Watch your child play for a few minutes, and you'll see that he plans, organizes, and problem-solves while engaged in a video game — skills we'd all like our ADHD kids to develop. Wouldn't it be great if he could transfer those game-playing skills to everyday tasks?
He can, with a little help from you. Use the following three steps to tap into the skill-building potential of video games:
1. Help your child identify the thinking and problem-solving skills that are necessary to play the game.
2. Encourage metacognition and reflection by talking about how these skills are used in the real world.
3. Engage your child in activities that use these skills, and then talk with your child about how the skills connect to game play.
Here are some popular games you can use to encourage your child to connect game-based skills to real-world skills:
> Game description: Bad Piggies is a puzzle game, from the makers of the popular Angry Birds, that challenges players to build contraptions that carry the "piggies" to their destinations. At the start of each stage, you're shown the level layout, given a collection of parts, and sent on your way. It's up to you to invent a solution to each puzzle — there isn't only one right answer.
> Skills a child uses: Bad Piggies requires a child to use different strategies in order to advance. The player needs to think flexibly and consider several ways of escorting the piggies through the stage. He may be discouraged at a few failed attempts, but perseverance pays off.
> Skills to practice outside the game: Show your child that it is OK to make mistakes. Take a wrong turn on an outing on purpose or mix up the ingredients in a recipe. Show him how to keep calm while making the necessary corrections.
> Game description: Roblox is an online virtual playground and workshop. Players are given basic tools with which to construct buildings, machines, and other creations to explore the Roblox world.
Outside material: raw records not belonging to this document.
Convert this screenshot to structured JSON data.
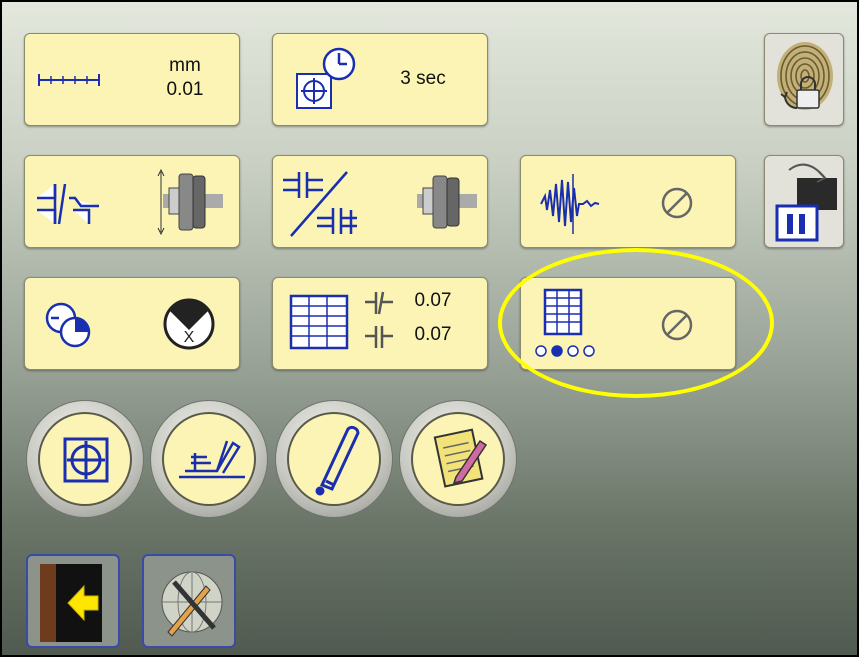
{
  "units_button": {
    "unit": "mm",
    "resolution": "0.01",
    "icon": "ruler-icon"
  },
  "timer_button": {
    "label": "3 sec",
    "icon": "target-clock-icon"
  },
  "fingerprint_button": {
    "icon": "fingerprint-lock-icon"
  },
  "coupling_type_button": {
    "icon": "coupling-icon",
    "icon2": "shaft-coupling-icon"
  },
  "coupling_mode_button": {
    "icon": "coupling-spacer-icon",
    "icon2": "shaft-coupling-icon"
  },
  "vibration_button": {
    "icon": "vibration-icon",
    "state_icon": "disabled-icon"
  },
  "file_button": {
    "icon": "folder-pause-icon"
  },
  "sensor_button": {
    "icon": "sensor-icon",
    "icon2": "target-x-icon"
  },
  "tolerance_button": {
    "icon": "table-icon",
    "value1": "0.07",
    "value2": "0.07"
  },
  "table_mode_button": {
    "icon": "table-icon",
    "state_icon": "disabled-icon",
    "page_dots": [
      false,
      true,
      false,
      false
    ]
  },
  "round_buttons": [
    {
      "icon": "target-icon"
    },
    {
      "icon": "machine-icon"
    },
    {
      "icon": "pen-icon"
    },
    {
      "icon": "notepad-icon"
    }
  ],
  "bottom_buttons": [
    {
      "icon": "exit-door-icon"
    },
    {
      "icon": "globe-tools-icon"
    }
  ],
  "highlight_color": "#ffff00",
  "button_color": "#fbf4b4"
}
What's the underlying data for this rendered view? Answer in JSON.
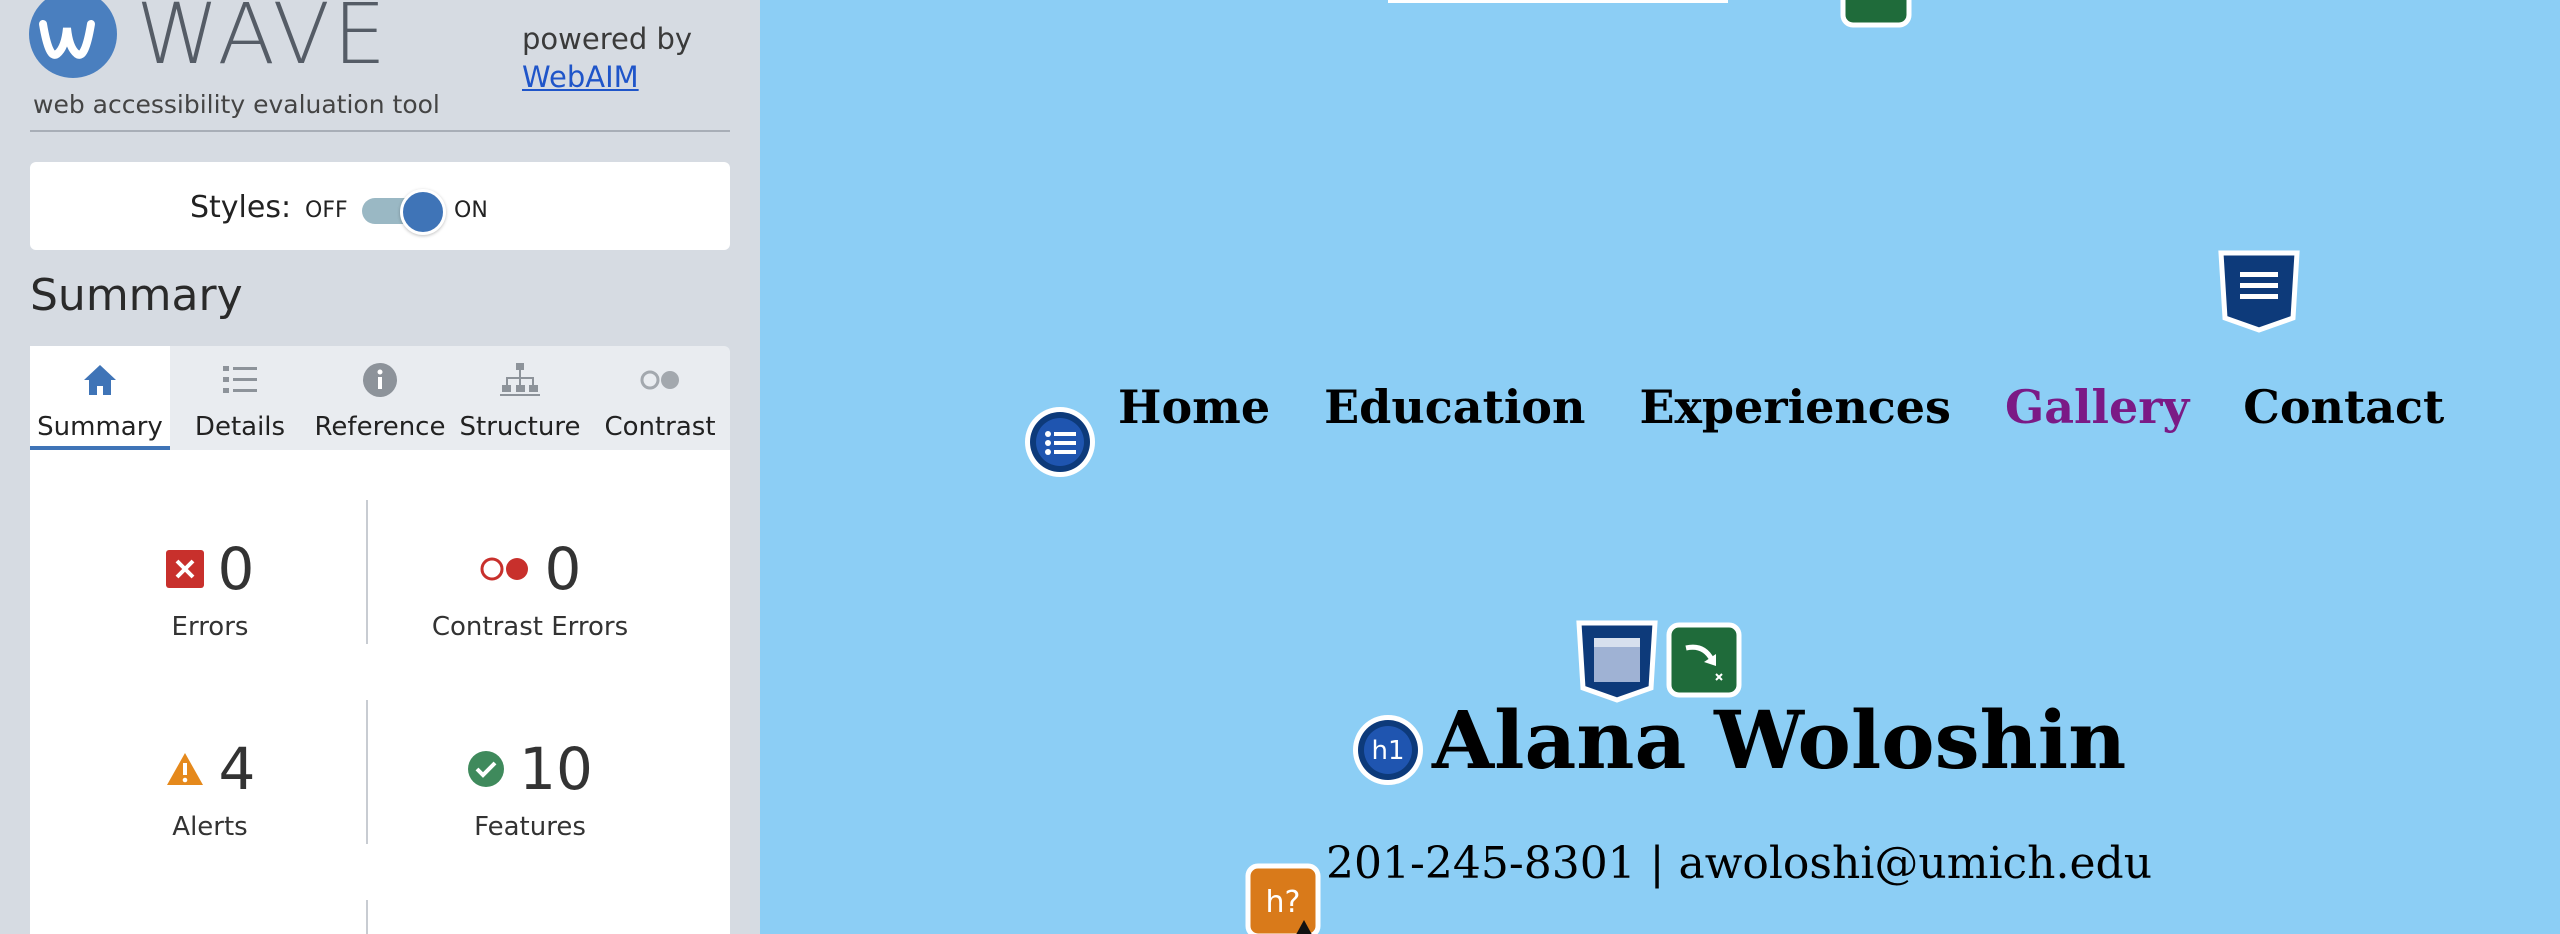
{
  "wave": {
    "logo_text": "WAVE",
    "tagline": "web accessibility evaluation tool",
    "powered_by": "powered by",
    "webaim_link": "WebAIM",
    "styles": {
      "label": "Styles:",
      "off": "OFF",
      "on": "ON",
      "state": "on"
    },
    "summary_heading": "Summary",
    "tabs": [
      {
        "label": "Summary",
        "icon": "home-icon",
        "active": true
      },
      {
        "label": "Details",
        "icon": "list-icon"
      },
      {
        "label": "Reference",
        "icon": "info-icon"
      },
      {
        "label": "Structure",
        "icon": "structure-icon"
      },
      {
        "label": "Contrast",
        "icon": "contrast-icon"
      }
    ],
    "stats": {
      "errors": {
        "value": "0",
        "label": "Errors",
        "icon": "error-x-icon",
        "color": "#c8302c"
      },
      "contrast_errors": {
        "value": "0",
        "label": "Contrast Errors",
        "icon": "contrast-error-icon",
        "color": "#c8302c"
      },
      "alerts": {
        "value": "4",
        "label": "Alerts",
        "icon": "alert-triangle-icon",
        "color": "#e5891c"
      },
      "features": {
        "value": "10",
        "label": "Features",
        "icon": "check-circle-icon",
        "color": "#3f8a5c"
      }
    }
  },
  "page": {
    "nav": [
      "Home",
      "Education",
      "Experiences",
      "Gallery",
      "Contact"
    ],
    "heading": "Alana Woloshin",
    "contact_line": "201-245-8301 | awoloshi@umich.edu",
    "badges": {
      "h1": "h1",
      "possible_heading": "h?"
    },
    "colors": {
      "background": "#8ccef5",
      "visited_link": "#7b1a86",
      "wave_blue": "#0d3a7a",
      "wave_green": "#1f6b3a",
      "wave_orange": "#d97a1a"
    }
  }
}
> Skills a child uses: Players use working-memory skills when they learn and remember how to use the different tools for arranging and building objects and altering their appearance. To improve working memory, explore the different features in Roblox Studio with your child, and encourage her to become familiar with the location and layout of the available tools and instruments. Practice working-memory skills in the game by building a small house.
> Skills to practice outside the game: To build working memory, do a step-by-step project that requires remembering what you have already done, such as following a recipe or planting a garden.
> Game description: Players are placed in a borderless, randomly generated land with no supplies, directions, or objectives. They have to decide what to do and how to do it. Players collect materials from the world around them in order to "craft" items and build whatever their minds can imagine.
> Skills a child uses: Minecraft improves planning skills because players need to set and achieve goals within a time frame. As your child starts the game, he'll need to collect mined materials, build a workbench on which to craft items, and construct a shelter. Discuss with him the need to focus on the task at hand in order to achieve his goals before the monsters arrive at nightfall.
> Skills to practice outside the game: Practice planning skills by deciding together what your child needs for school. Begin with a list of essential supplies — pencils, notebooks, markers, backpack, and lunch box — then list the other materials or things she'd like to take to school. Decide which items to purchase. Encourage your child to make the lists on his own, and to determine the most important items to buy.